The National Regulations on Health Care Risk Waste (NEMWA, act 59 of 2008) and the Draft Health Care Risk Management Regulations, Notice 1113 of 2010 require the correct and proper management of all of the healthcare waste described above; and this includes separation and storage, as well as disposal. Correct separation and storage of healthcare risk waste is a critical part of the disposal process and means having different bespoke (colour-coded), compliant and sealed receptacles for infectious waste, sharps waste and pharmaceutical waste. These receptacle units should be regularly exchanged with stringently cleaned replacements and should be both impenetrable and seepage-proof, with a self-locking closure, in order to minimise the risk of needlestick injury, contamination or infection.
You will need to find a reputable provider who can evaluate the type of healthcare risk waste that your business produces and then provide you with a tailor-made solution, which includes ‘cradle to grave” waste tracking. Again, like sanitary waste from commercial sites, healthcare risk waste (or medical waste) must be collected by a certified waste carrier, who is able to provide you with a Waste Tracking document.

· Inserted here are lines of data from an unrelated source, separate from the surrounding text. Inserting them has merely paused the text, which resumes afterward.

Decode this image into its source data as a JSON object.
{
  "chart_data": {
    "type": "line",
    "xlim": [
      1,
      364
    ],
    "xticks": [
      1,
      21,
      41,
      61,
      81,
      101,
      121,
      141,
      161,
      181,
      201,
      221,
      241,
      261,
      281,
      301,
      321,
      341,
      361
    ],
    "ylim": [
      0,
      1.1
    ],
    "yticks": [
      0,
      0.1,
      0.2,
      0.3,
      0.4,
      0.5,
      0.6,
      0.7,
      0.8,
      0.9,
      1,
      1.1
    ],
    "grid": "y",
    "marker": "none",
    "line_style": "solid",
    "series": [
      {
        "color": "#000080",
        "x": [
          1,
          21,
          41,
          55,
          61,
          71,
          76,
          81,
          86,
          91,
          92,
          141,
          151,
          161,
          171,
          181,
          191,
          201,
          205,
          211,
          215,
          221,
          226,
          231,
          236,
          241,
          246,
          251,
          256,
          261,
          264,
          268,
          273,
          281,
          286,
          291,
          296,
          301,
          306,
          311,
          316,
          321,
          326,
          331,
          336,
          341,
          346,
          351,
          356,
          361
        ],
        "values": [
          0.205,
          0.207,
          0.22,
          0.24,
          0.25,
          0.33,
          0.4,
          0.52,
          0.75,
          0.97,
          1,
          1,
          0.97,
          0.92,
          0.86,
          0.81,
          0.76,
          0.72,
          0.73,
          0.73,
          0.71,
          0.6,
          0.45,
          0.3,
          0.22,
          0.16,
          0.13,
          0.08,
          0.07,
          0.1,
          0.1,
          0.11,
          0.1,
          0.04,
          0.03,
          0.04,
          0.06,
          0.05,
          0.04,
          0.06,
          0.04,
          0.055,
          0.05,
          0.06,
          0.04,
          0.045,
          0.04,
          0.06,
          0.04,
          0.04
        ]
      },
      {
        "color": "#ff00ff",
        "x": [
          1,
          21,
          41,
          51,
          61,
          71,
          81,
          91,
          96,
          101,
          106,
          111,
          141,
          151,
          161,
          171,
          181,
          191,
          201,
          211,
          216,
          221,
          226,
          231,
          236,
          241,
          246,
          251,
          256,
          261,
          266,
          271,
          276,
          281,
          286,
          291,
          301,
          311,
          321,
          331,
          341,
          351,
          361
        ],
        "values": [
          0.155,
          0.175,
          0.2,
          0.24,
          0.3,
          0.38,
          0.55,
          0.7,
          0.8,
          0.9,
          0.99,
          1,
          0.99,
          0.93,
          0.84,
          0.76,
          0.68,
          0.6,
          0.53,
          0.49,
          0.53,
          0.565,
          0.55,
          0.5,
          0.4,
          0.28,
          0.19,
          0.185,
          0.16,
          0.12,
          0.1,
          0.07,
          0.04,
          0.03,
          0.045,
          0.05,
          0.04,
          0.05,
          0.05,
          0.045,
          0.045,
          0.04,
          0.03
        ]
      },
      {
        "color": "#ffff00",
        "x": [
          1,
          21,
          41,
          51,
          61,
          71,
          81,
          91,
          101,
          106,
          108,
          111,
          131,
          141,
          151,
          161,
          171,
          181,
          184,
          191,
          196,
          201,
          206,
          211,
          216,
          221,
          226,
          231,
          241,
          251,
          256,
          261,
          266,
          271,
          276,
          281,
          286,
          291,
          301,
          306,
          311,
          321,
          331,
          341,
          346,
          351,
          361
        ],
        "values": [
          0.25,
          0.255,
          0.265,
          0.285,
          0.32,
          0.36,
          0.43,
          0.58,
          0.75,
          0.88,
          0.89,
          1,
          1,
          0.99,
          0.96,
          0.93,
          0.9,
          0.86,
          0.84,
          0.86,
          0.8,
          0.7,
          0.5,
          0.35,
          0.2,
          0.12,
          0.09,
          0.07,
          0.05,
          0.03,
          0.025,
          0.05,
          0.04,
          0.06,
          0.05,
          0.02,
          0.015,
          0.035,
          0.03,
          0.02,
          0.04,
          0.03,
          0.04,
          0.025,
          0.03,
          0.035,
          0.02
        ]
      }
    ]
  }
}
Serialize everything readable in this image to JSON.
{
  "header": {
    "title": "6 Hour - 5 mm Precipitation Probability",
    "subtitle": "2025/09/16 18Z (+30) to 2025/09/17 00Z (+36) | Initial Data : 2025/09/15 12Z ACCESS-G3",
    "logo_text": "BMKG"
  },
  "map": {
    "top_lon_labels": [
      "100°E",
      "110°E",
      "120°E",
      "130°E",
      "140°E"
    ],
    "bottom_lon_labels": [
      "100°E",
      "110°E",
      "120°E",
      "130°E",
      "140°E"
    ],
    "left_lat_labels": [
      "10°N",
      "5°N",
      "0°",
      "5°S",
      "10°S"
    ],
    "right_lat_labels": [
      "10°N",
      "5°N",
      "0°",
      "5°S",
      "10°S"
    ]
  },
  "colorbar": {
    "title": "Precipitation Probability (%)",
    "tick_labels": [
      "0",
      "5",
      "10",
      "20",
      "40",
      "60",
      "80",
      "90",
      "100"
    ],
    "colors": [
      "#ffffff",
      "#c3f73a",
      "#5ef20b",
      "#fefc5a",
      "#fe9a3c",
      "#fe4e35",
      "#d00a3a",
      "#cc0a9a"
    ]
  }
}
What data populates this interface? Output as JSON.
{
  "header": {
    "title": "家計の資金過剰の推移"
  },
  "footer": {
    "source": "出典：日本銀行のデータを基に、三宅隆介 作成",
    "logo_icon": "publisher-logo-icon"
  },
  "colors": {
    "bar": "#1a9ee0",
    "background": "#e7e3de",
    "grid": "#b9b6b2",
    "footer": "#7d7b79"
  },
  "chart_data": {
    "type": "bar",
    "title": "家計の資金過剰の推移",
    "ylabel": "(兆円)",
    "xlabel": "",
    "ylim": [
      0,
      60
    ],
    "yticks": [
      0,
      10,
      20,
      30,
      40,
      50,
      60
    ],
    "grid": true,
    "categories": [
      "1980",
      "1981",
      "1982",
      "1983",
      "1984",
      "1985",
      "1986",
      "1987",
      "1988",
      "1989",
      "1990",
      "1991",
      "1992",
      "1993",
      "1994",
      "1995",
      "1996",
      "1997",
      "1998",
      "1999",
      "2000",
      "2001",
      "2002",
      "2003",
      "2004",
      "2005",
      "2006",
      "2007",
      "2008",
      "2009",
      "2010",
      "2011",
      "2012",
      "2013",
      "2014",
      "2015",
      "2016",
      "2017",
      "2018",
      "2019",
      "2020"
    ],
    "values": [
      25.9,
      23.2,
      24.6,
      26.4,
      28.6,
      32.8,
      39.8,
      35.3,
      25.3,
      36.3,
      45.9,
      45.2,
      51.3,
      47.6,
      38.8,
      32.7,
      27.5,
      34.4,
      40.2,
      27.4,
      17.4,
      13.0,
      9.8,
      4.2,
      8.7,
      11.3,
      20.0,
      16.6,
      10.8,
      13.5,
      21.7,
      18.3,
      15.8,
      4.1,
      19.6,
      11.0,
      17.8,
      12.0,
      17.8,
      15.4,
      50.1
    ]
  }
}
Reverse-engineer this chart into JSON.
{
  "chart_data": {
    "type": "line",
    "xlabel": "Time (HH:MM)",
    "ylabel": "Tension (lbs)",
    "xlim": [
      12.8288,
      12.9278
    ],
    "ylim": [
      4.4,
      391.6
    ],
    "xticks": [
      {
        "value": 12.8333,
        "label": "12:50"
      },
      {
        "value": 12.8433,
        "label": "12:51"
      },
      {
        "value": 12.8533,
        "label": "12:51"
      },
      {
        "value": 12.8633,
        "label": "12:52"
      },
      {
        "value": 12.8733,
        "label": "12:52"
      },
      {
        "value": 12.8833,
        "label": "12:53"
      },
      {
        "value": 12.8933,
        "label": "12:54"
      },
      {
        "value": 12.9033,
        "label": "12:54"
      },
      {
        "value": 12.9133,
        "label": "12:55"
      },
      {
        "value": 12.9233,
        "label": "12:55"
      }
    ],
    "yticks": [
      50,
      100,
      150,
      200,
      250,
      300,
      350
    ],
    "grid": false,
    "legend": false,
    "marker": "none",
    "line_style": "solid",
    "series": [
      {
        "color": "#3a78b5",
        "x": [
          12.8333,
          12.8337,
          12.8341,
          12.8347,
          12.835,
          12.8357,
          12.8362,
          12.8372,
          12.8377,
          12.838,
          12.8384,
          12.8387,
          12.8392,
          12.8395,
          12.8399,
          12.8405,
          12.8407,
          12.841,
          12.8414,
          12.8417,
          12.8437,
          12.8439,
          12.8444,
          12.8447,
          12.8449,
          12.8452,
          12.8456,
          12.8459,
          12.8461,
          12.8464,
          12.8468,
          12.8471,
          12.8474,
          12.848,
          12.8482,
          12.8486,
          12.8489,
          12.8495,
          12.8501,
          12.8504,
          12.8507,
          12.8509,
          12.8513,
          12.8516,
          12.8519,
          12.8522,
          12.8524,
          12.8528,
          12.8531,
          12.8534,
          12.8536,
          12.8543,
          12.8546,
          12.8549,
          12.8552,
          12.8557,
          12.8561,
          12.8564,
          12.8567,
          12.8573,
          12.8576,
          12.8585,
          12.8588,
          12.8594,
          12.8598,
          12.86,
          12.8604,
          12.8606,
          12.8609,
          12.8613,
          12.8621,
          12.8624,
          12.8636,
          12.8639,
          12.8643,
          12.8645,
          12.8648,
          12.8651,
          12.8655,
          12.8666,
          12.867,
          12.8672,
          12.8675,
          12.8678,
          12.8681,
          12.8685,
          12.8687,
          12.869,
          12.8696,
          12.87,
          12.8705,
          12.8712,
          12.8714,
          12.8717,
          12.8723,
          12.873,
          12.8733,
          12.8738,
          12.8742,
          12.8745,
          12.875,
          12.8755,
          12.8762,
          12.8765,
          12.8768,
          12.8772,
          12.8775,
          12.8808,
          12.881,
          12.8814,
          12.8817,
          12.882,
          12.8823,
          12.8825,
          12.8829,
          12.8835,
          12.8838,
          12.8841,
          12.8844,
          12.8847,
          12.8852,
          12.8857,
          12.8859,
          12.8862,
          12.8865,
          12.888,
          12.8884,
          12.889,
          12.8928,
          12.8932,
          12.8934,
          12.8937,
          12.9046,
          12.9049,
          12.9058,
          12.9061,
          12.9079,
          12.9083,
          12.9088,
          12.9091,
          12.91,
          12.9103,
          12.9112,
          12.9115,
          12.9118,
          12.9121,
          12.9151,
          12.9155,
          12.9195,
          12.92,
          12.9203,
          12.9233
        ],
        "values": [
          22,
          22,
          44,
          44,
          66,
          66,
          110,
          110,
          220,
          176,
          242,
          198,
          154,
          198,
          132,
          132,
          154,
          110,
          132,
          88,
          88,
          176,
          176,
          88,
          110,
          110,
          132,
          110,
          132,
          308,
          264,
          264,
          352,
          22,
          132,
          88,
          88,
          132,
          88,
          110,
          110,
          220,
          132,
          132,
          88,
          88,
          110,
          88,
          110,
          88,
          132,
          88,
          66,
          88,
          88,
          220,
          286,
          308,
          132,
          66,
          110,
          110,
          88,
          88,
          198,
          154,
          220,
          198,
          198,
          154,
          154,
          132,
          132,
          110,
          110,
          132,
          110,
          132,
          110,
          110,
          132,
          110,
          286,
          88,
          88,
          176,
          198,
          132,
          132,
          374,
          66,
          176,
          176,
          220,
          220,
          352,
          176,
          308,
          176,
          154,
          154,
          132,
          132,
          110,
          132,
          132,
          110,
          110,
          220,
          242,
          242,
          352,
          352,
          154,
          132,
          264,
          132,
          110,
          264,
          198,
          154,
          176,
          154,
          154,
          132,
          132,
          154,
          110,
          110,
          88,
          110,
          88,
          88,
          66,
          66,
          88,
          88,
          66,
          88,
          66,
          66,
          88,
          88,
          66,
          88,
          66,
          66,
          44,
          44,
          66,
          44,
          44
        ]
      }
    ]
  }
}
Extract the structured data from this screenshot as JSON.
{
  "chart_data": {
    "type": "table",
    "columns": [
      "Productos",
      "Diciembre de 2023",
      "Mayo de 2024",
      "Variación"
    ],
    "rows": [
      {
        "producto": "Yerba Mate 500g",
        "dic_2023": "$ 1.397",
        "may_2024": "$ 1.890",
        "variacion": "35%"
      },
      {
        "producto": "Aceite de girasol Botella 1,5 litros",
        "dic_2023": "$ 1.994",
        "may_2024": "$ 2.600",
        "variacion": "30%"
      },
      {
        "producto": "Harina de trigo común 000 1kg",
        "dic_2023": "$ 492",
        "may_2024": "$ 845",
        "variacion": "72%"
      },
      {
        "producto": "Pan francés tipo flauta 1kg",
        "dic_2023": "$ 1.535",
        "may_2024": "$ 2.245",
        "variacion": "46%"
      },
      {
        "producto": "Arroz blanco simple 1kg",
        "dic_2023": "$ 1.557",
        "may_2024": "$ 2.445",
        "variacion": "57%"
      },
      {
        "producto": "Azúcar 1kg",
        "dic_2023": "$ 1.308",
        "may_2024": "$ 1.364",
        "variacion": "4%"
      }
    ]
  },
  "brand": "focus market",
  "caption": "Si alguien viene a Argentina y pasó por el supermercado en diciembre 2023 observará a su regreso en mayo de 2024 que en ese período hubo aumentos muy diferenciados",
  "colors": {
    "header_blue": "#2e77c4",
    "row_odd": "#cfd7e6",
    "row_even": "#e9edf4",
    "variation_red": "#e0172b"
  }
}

The Waste Tracking Document is a legal document which tracks who generated the waste, how much and what type of waste is being handled, and when and by whom the waste was treated and then disposed of. This paper trail – the signing and dating of documents - is critical to the reliable recording of the “cradle to grave” management of Healthcare risk waste, and to put your mind at ease that waste is being treated and disposed of in the correct manner, at the correct sites.
So in a nutshell, the answer to the question “should I dispose of medical waste differently to sanitary waste?” is no if you are on commercial premises. Both should be disposed of into specific units: FHU’s in the case of sanitary waste or bespoke medical waste units in the case of healthcare risk waste, and both should be collected, treated and disposed of in a specific manner by a registered waste carrier who has the relevant documentation to put your mind at ease that your sanitary or medical waste is not going to be disposed of in a way that puts people or the environment at risk.